Thérèse was exhausted. A mad impulse to laugh was overcoming her. Under the pretext of going to look for a pamphlet, she went to her room and ran to her armchair, bursting out in guffaws.

“Poor father!... What a woeful face! And my uncle wants to join the band now!... Ah! life is really funny!”

She was in a jocular mood, ready to find everything amusing and grotesque; at heart, she had an impression of being at last cured and delivered from the crisis. She had a spontaneous feeling of gratitude for Boerzell. Was it not to a certain extent to this worthy young man that she owed this miracle? Had he not consoled her, distracted her, as if she had been a weeping child, with the sparkle of his conjugal thesis, the unusualness of his speeches and the insistent warmth of his voice? But for him, for that blend of comic and sound reason which emanated from his person and which now survived their conversation, she would probably still be desperately fighting the fever of evil, and exhausting herself in the dangerous nightmares of her unsatisfied desires.
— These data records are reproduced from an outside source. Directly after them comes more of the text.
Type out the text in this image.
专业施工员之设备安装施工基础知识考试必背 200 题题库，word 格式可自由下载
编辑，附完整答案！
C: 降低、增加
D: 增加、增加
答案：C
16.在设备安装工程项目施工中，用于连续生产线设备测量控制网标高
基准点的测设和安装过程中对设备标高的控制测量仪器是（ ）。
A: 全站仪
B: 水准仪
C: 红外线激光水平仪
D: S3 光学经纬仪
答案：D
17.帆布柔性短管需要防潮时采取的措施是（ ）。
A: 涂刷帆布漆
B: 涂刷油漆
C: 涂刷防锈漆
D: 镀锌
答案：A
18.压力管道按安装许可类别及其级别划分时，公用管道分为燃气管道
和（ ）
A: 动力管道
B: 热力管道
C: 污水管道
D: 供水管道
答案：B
Could she have been, but for Boerzell, even amused by the worldly ambitions of her uncle, or by his sly waggery, or by anything at all? Poor Boerzell! She could never bring herself to accept him, to overcome the repulsion which his bearded old schoolbo face inspired in her. Nevertheless, who knew but that he might help her in the hours of her distress, might become a friend, a faithful comrade who would render her solitude less mournful, less forsaken?

She walked up and down her room, working herself up with such hopes. Brigitte had to knock twice at the door before she could inform her that dinner was served.